An example of a science-based claim was that “climate change models can make accurate predictions”, Jiang said. A sceptical claim might challenge the accuracy of climate science or suggest a conspiracy.
Participants then rated the perceived truthfulness of a new series of statements – half new and half seen previously – on a scale from definitely true to definitely false.
Participants on average assessed science-based statements as more truthful, consistent with their largely pro-climate science attitudes. But the results also revealed repetition boosted truthfulness scores for both climate-science-sceptic and climate-science claims.
Dr Gabi Mocatta, a climate science communication researcher at the University of Tasmania, said effective communication was essential to climate action.
“Media are crucial in all of this because the science is settled … We know what the issues are and we know what needs to be done in response and we know the timeframe,” she said.
Mocatta said her own soon-to-be-published research had found that climate sceptical claims and climate misinformation tended to “travel faster, further and longer from its origin than accurate climate information”. She said climate sceptic claims tended to be more negative and emotion-arousing.
Dr Jess Berentson-Shaw, co-director of The Workshop – an organisation that helps people use evidence to communicate complex issues, including climate change – said people were frequently being exposed to false climate information about climate.
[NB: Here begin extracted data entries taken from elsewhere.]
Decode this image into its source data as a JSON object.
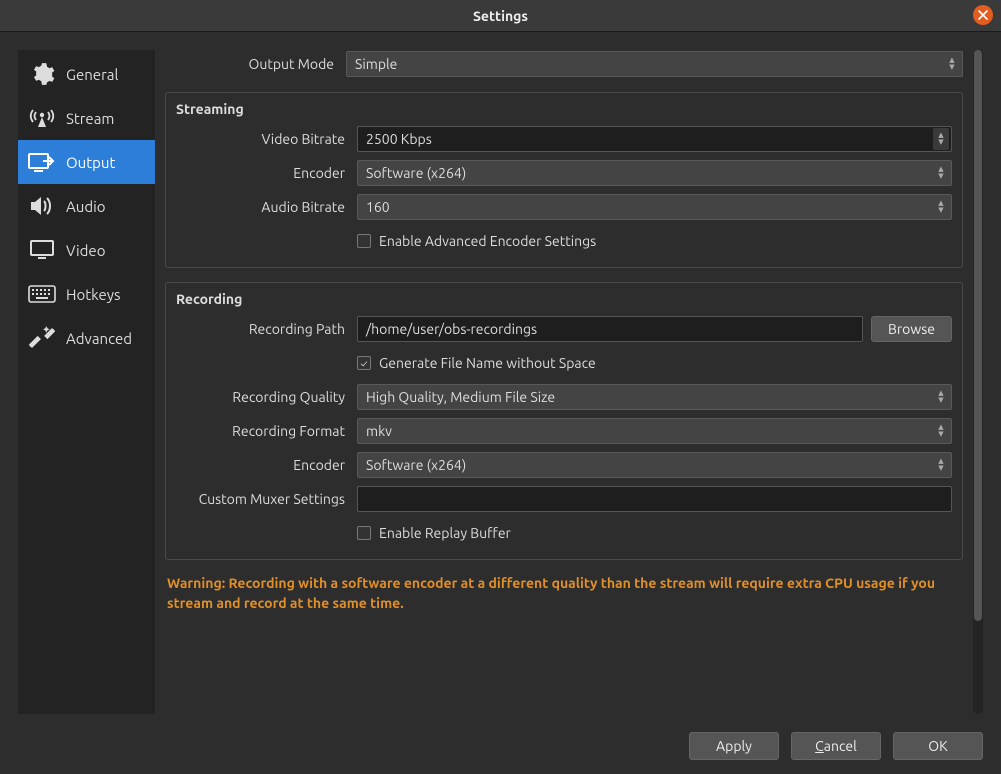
{
  "window": {
    "title": "Settings"
  },
  "sidebar": {
    "items": [
      {
        "label": "General"
      },
      {
        "label": "Stream"
      },
      {
        "label": "Output"
      },
      {
        "label": "Audio"
      },
      {
        "label": "Video"
      },
      {
        "label": "Hotkeys"
      },
      {
        "label": "Advanced"
      }
    ]
  },
  "output_mode": {
    "label": "Output Mode",
    "value": "Simple"
  },
  "streaming": {
    "title": "Streaming",
    "video_bitrate": {
      "label": "Video Bitrate",
      "value": "2500 Kbps"
    },
    "encoder": {
      "label": "Encoder",
      "value": "Software (x264)"
    },
    "audio_bitrate": {
      "label": "Audio Bitrate",
      "value": "160"
    },
    "advanced_encoder": {
      "label": "Enable Advanced Encoder Settings",
      "checked": false
    }
  },
  "recording": {
    "title": "Recording",
    "path": {
      "label": "Recording Path",
      "value": "/home/user/obs-recordings",
      "browse": "Browse"
    },
    "gen_no_space": {
      "label": "Generate File Name without Space",
      "checked": true
    },
    "quality": {
      "label": "Recording Quality",
      "value": "High Quality, Medium File Size"
    },
    "format": {
      "label": "Recording Format",
      "value": "mkv"
    },
    "encoder": {
      "label": "Encoder",
      "value": "Software (x264)"
    },
    "muxer": {
      "label": "Custom Muxer Settings",
      "value": ""
    },
    "replay_buffer": {
      "label": "Enable Replay Buffer",
      "checked": false
    }
  },
  "warning": "Warning: Recording with a software encoder at a different quality than the stream will require extra CPU usage if you stream and record at the same time.",
  "footer": {
    "apply": "Apply",
    "cancel": "Cancel",
    "ok": "OK"
  }
}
“It is framed in ways that makes it easy for people to hear and share,” she said.
“The cognitive science is pretty clear that repetition is a very powerful tool because of how we process information. The more we hear something, from multiple sources, including those we trust, the smoother it becomes to process, the more accepted it is as ‘just known’.
“Climate communications need to focus on repeating what is known and true much more than debunking, myth-busting and repeating what is not [true].”
Jiang’s research found repetition influenced the perceived truth of climate-sceptic claims even among people who were most alarmed about climate change.
The paper concluded: “Do not repeat false information. Instead, repeat what is true and enhance its familiarity.”